How to Recognize the "AIG Effect" Before It Happens to YOU

It's happened before and it just happened again. The most dramatic scenario involved the Greek subsidiary of a multi-national company requesting proposals for luxury incentive travel a couple of months before thousands of layoffs and the Greek economic crisis were announced. This scenario involves a multi-national company with a North American head office.

Scenario: A company representative requested proposals from event planning firms for a highly customized and very expensive foreign retreat. Unfortunately, due to the degree of customization, it was impossible to just send guideline pricing. Much research was needed to develop a proposal to fit the company's very specific requirements. Then, there was silence. Finally, the response came. Corporate performance was below expectations. The sponsoring executive and other executives with the subsidiary had been shown the door.

Earlier this year, even though company performance was declining, this executive had taken his team to luxury resorts in Asia and the Middle East. (He had rejected a proposal from a luxury hotel in Las Vegas and held a sales conference in the Middle East involving thousands of employees.) This had strained the travel budget to the point that there was little left for sales calls. Yet, the executive was again out shopping for team events at exotic locations. Similar lapses in judgment triggered the first "AIG Effect."

Best Practices for Executives

There is a time and place for luxury. When performance is declining is not the time for luxury corporate events, business meetings and conferences at exotic destinations. Instead, hire a consultant to get to the root of the company's problems and generate solutions. Save luxury for when performance rebounds. Ensure that there is a bonafide need and that funds are earmarked before sending your team to gather proposals.

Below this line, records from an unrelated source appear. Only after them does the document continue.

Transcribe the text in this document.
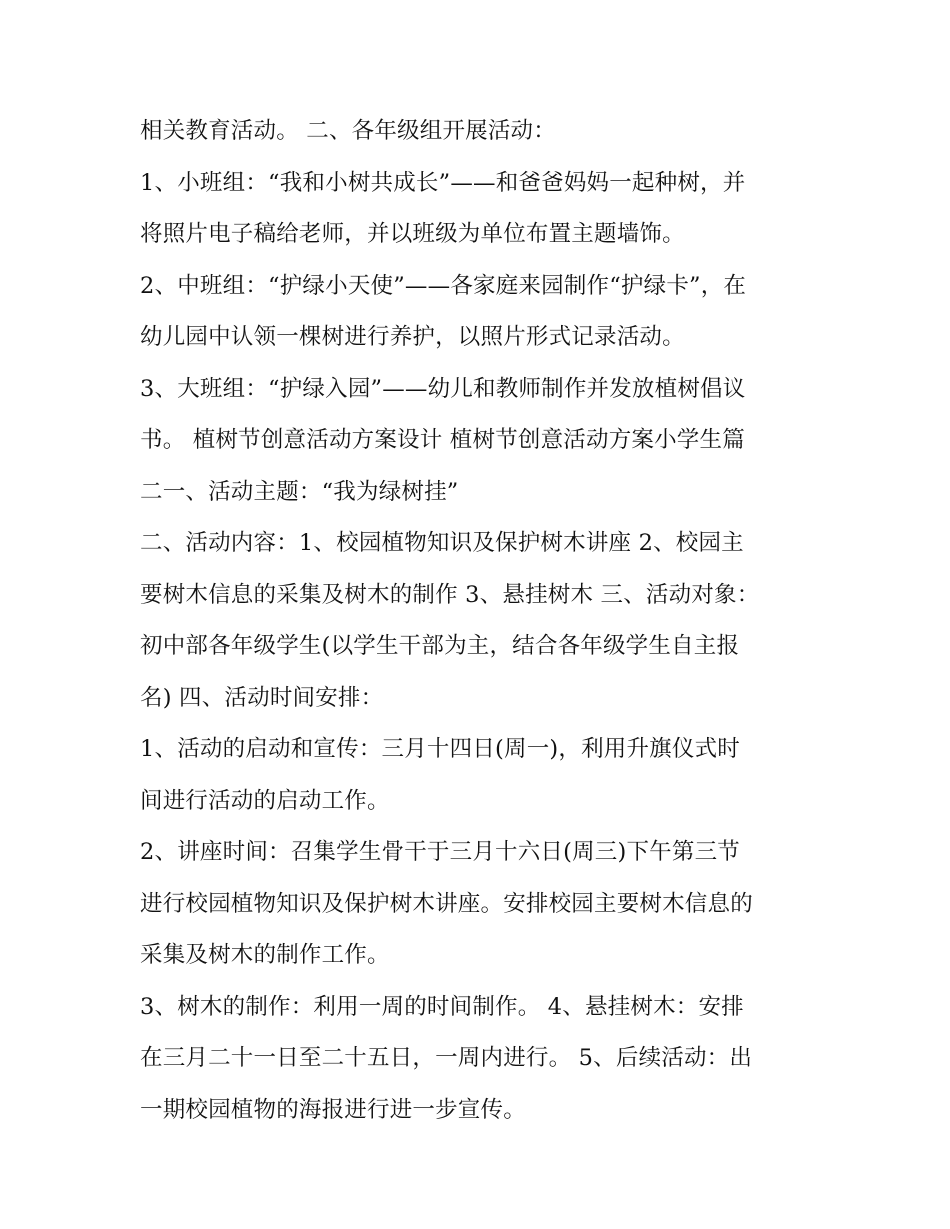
相关教育活动。 二、各年级组开展活动：
1、小班组：“我和小树共成长”——和爸爸妈妈一起种树，并
将照片电子稿给老师，并以班级为单位布置主题墙饰。
2、中班组：“护绿小天使”——各家庭来园制作“护绿卡”，在
幼儿园中认领一棵树进行养护，以照片形式记录活动。
3、大班组：“护绿入园”——幼儿和教师制作并发放植树倡议
书。 植树节创意活动方案设计 植树节创意活动方案小学生篇
二一、活动主题：“我为绿树挂”
二、活动内容：1、校园植物知识及保护树木讲座 2、校园主
要树木信息的采集及树木的制作 3、悬挂树木 三、活动对象：
初中部各年级学生(以学生干部为主，结合各年级学生自主报
名) 四、活动时间安排：
1、活动的启动和宣传：三月十四日(周一)，利用升旗仪式时
间进行活动的启动工作。
2、讲座时间：召集学生骨干于三月十六日(周三)下午第三节
进行校园植物知识及保护树木讲座。安排校园主要树木信息的
采集及树木的制作工作。
3、树木的制作：利用一周的时间制作。 4、悬挂树木：安排
在三月二十一日至二十五日，一周内进行。 5、后续活动：出
一期校园植物的海报进行进一步宣传。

Best Practices for Event Planners

Especially for highly customized requests:

  • Research the company.
    1. Do media reports offer clues that the company is in trouble?
    2. Is stock performance lack luster?
  • Insist on a brief conversation with the sponsoring executive. If the scope and company performance don't dovetail, confirm that the initiative has been sanctioned with someone more senior.
  • Confirm that a budget has been allocated.
  • Request a deductible retainer.

What best practices do YOU employ to ensure your hard work is rewarded?